Le cancer du sein «triple négatif» est ainsi nommé car il lui manque des œstrogènes, de la progestérone et des récepteurs HER2 (du nom de la protéine), indique la Société canadienne du cancer. Il représente seulement 10 à 20% de tous les cancers du sein invasifs, mais il est pourtant responsable d’une forte proportion de décès, car il est très virulent et plus susceptible de s’être déjà propagé dans d'autres parties du corps au moment du diagnostic. Ce type de cancer du sein n’est actuellement traité que par chimiothérapie et radiothérapie, car il ne réagit pas aux médicaments ciblés qui visent les œstrogènes, la progestérone et les récepteurs HER2, poursuit la Société canadienne du cancer.

Génétique des plantes et gène cloné

«Pour l’heure, il n’y a pas de traitement pour ce type de cancer. La chimiothérapie est la seule manière de le traiter. Il revient généralement au bout de deux, trois ans. C’est un cancer très agressif qui provoque une multiplication de métastases», confirme Khalid Sossey-Alaoui. Le travail du cancérologue, entamé en 2002, s’articule justement autour de cette problématique : pourquoi le cancer du sein «triple négatif» est-il si agressif ?

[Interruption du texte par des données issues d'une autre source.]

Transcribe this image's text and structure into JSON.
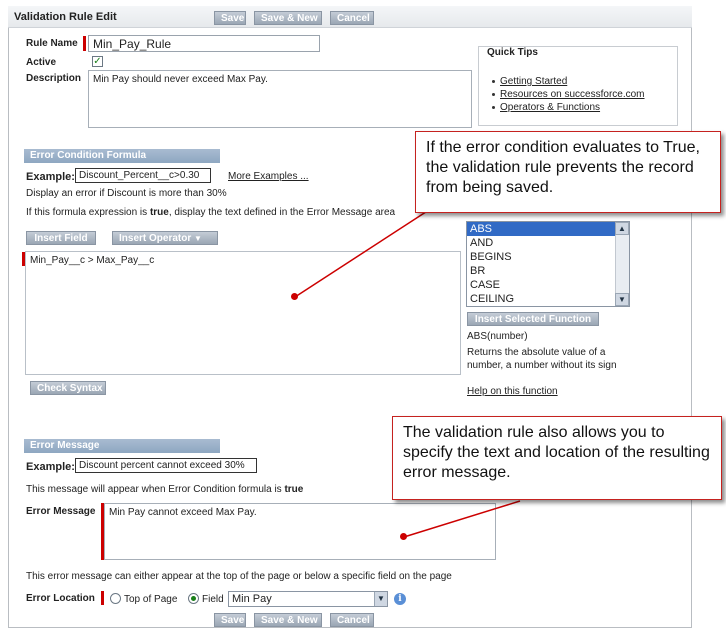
{
  "header": {
    "title": "Validation Rule Edit",
    "save_label": "Save",
    "save_new_label": "Save & New",
    "cancel_label": "Cancel"
  },
  "form": {
    "rule_name_label": "Rule Name",
    "rule_name_value": "Min_Pay_Rule",
    "active_label": "Active",
    "active_checked": true,
    "description_label": "Description",
    "description_value": "Min Pay should never exceed Max Pay."
  },
  "quick_tips": {
    "title": "Quick Tips",
    "links": [
      "Getting Started",
      "Resources on successforce.com",
      "Operators & Functions"
    ]
  },
  "error_condition": {
    "section_title": "Error Condition Formula",
    "example_label": "Example:",
    "example_value": "Discount_Percent__c>0.30",
    "more_examples_link": "More Examples ...",
    "example_desc": "Display an error if Discount is more than 30%",
    "instruction_prefix": "If this formula expression is ",
    "instruction_bold": "true",
    "instruction_suffix": ", display the text defined in the Error Message area",
    "insert_field_label": "Insert Field",
    "insert_operator_label": "Insert Operator",
    "formula_value": "Min_Pay__c > Max_Pay__c",
    "check_syntax_label": "Check Syntax",
    "functions": [
      "ABS",
      "AND",
      "BEGINS",
      "BR",
      "CASE",
      "CEILING"
    ],
    "selected_function": "ABS",
    "insert_function_label": "Insert Selected Function",
    "function_signature": "ABS(number)",
    "function_desc_line1": "Returns the absolute value of a",
    "function_desc_line2": "number, a number without its sign",
    "help_link": "Help on this function"
  },
  "error_message": {
    "section_title": "Error Message",
    "example_label": "Example:",
    "example_value": "Discount percent cannot exceed 30%",
    "note_prefix": "This message will appear when Error Condition formula is ",
    "note_bold": "true",
    "message_label": "Error Message",
    "message_value": "Min Pay cannot exceed Max Pay.",
    "location_note": "This error message can either appear at the top of the page or below a specific field on the page",
    "location_label": "Error Location",
    "option_top": "Top of Page",
    "option_field": "Field",
    "field_select_value": "Min Pay"
  },
  "callouts": {
    "condition_text": "If the error condition evaluates to True, the validation rule prevents the record from being saved.",
    "message_text": "The validation rule also allows you to specify the text and location of the resulting error message."
  },
  "icons": {
    "check": "check-icon",
    "chevron": "chevron-down-icon",
    "info": "info-icon"
  },
  "colors": {
    "section_bar": "#8ea7c1",
    "required_marker": "#cc0000",
    "callout_border": "#c5221f",
    "list_selection": "#316ac5"
  }
}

Bien avant la recherche sur les métastases, Khalid Sossey-Alaoui s’est attelé à un tout autre sujet : la génétique des plantes. Né à Casablanca en 1967 de parents originaires de Fès, il poursuit ses études à la faculté des sciences de l’université Hassan II, où il décroche une licence en biologie générale. «J’ai eu de la chance : j’ai fait partie des trois étudiants de ma promo qui ont pu obtenir une bourse pour partir en France», confie-t-il.

En 1990, il s’installe à Dijon où il entame une thèse sur la génétique des pétunias, puis enchaîne sur un doctorat consacré à «la diversité du tournesol». En 1995, il rentre au Maroc mais n’y reste pas longtemps, lui qui s’imagine déjà vaquer à ses projets outre-Atlantique. Quatre mois après son retour, il s’envole en direction de Clemson, en Caroline du Sud (sud-est). Quatre ans plus tard, c’est à Cleveland qu’il pose ses valises, «là où [ma] carrière a réellement commencé». Il y reste huit mois, «le temps de cloner le gène WAVE3, sur lequel je travaille depuis 2000 pour mettre au point un traitement contre le cancer du sein».

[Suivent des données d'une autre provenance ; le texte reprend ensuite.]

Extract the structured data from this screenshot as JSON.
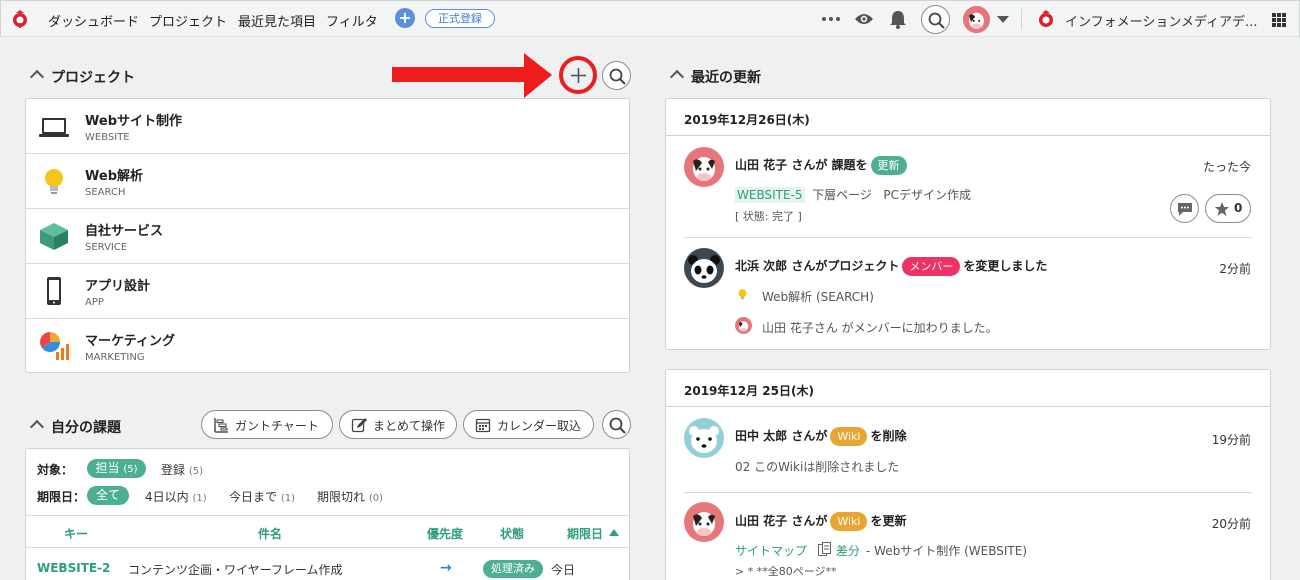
{
  "header": {
    "nav": [
      "ダッシュボード",
      "プロジェクト",
      "最近見た項目",
      "フィルタ"
    ],
    "register": "正式登録",
    "space_name": "インフォメーションメディアデ..."
  },
  "projects": {
    "title": "プロジェクト",
    "items": [
      {
        "name": "Webサイト制作",
        "key": "WEBSITE",
        "icon": "laptop-icon"
      },
      {
        "name": "Web解析",
        "key": "SEARCH",
        "icon": "lightbulb-icon"
      },
      {
        "name": "自社サービス",
        "key": "SERVICE",
        "icon": "box-icon"
      },
      {
        "name": "アプリ設計",
        "key": "APP",
        "icon": "smartphone-icon"
      },
      {
        "name": "マーケティング",
        "key": "MARKETING",
        "icon": "chart-icon"
      }
    ]
  },
  "issues": {
    "title": "自分の課題",
    "buttons": [
      "ガントチャート",
      "まとめて操作",
      "カレンダー取込"
    ],
    "filter_target_label": "対象：",
    "filter_target": [
      {
        "label": "担当",
        "count": "(5)"
      },
      {
        "label": "登録",
        "count": "(5)"
      }
    ],
    "filter_due_label": "期限日：",
    "filter_due": [
      {
        "label": "全て",
        "count": ""
      },
      {
        "label": "4日以内",
        "count": "(1)"
      },
      {
        "label": "今日まで",
        "count": "(1)"
      },
      {
        "label": "期限切れ",
        "count": "(0)"
      }
    ],
    "columns": [
      "キー",
      "件名",
      "優先度",
      "状態",
      "期限日"
    ],
    "rows": [
      {
        "key": "WEBSITE-2",
        "subject": "コンテンツ企画・ワイヤーフレーム作成",
        "priority": "→",
        "status": "処理済み",
        "due": "今日"
      }
    ]
  },
  "updates": {
    "title": "最近の更新",
    "groups": [
      {
        "date": "2019年12月26日(木)",
        "entries": [
          {
            "pre": "山田 花子 さんが 課題を",
            "badge": "更新",
            "badge_color": "#4caf94",
            "post": "",
            "time": "たった今",
            "key": "WEBSITE-5",
            "line1a": "下層ページ",
            "line1b": "PCデザイン作成",
            "line2": "[ 状態: 完了 ]",
            "star": "0"
          },
          {
            "pre": "北浜 次郎 さんがプロジェクト",
            "badge": "メンバー",
            "badge_color": "#ec3266",
            "post": "を変更しました",
            "time": "2分前",
            "line1": "Web解析 (SEARCH)",
            "line2": "山田 花子さん がメンバーに加わりました。"
          }
        ]
      },
      {
        "date": "2019年12月 25日(木)",
        "entries": [
          {
            "pre": "田中 太郎 さんが",
            "badge": "Wiki",
            "badge_color": "#e8a531",
            "post": "を削除",
            "time": "19分前",
            "line1": "02 このWikiは削除されました"
          },
          {
            "pre": "山田 花子 さんが",
            "badge": "Wiki",
            "badge_color": "#e8a531",
            "post": "を更新",
            "time": "20分前",
            "link1": "サイトマップ",
            "link2": "差分",
            "line1": "- Webサイト制作 (WEBSITE)",
            "line2": "> * **全80ページ**"
          }
        ]
      }
    ]
  },
  "colors": {
    "accent": "#4caf94",
    "arrow": "#ee1c1c",
    "brand": "#d9232e"
  }
}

Khalid Sossey Alaoui / Ph. FacebookKhalid Sossey Alaoui / Ph. Facebook

Attaquer la tumeur sans abîmer les tissus

Khalid Sossey-Alaoui emménage ensuite à Buffalo, dans l’Etat de New York (nord-est). Pendant huit ans, il arpente les couloirs du Roswell Park Cancer Institute. L’établissement, fondé en 1898, a été le premier dédié au traitement et à la recherche contre le cancer aux États-Unis. Il est le seul établissement de New York à détenir le titre de «centre de traitement complet du cancer».

Le Roswell Park Cancer Institute développement également de nouveaux médicaments et offre un traitement avancé pour toutes les formes de cancer chez l’adulte et l’enfant. «On utilise les nanoparticules, des particules microscopiques qu’on charge en traitements spécifiques. Elles peuvent être dirigées vers la tumeur pour l’attaquer, mais sans abîmer les tissus. On essaie d’attaquer seulement la tumeur sans toucher les autres organes aux alentours», renchérit le spécialiste.

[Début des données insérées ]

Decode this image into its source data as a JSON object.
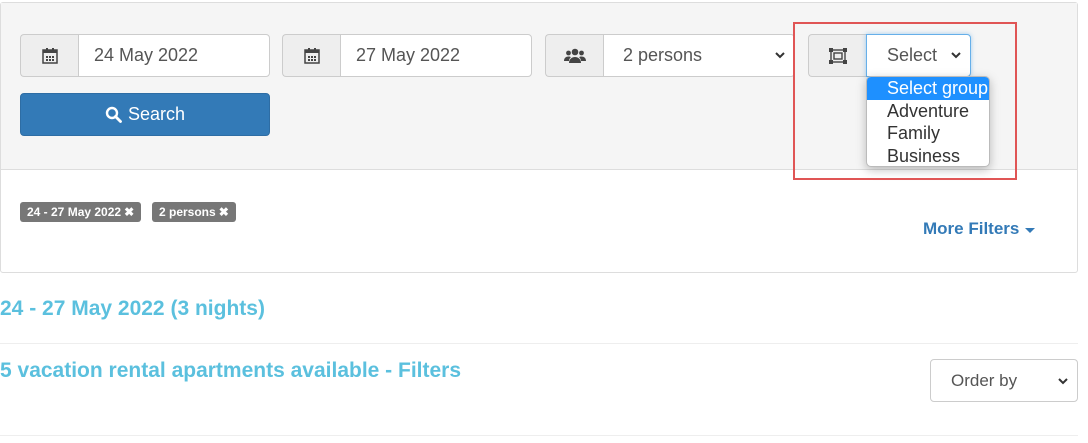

D’après les statistiques aux Etats-Unis, une femme sur huit dans le monde est susceptible de développer un cancer du sein au cours de sa vie, ajoute-t-il.

«La sensibilisation et le dépistage sont très importants. Lorsque la tumeur commence à grandir, elle envoie des cellules cancéreuses dans le corps, dont certaines peuvent se maintenir dans un état latent. Si certains cancers sont détectés à temps, ils sont traitables à 99%.»

Khalid Sossey-Alaoui se dit particulièrement intéressé par le travail mené par la Fondation Lalla Salma de lutte contre le cancer. «J’aimerais rentrer au Maroc et faire profiter de mon expérience», dit-il. Il devrait rentrer dans un premier temps cet été «pour les vacances et la famille» avant, peut-être, de rentrer définitivement au bercail.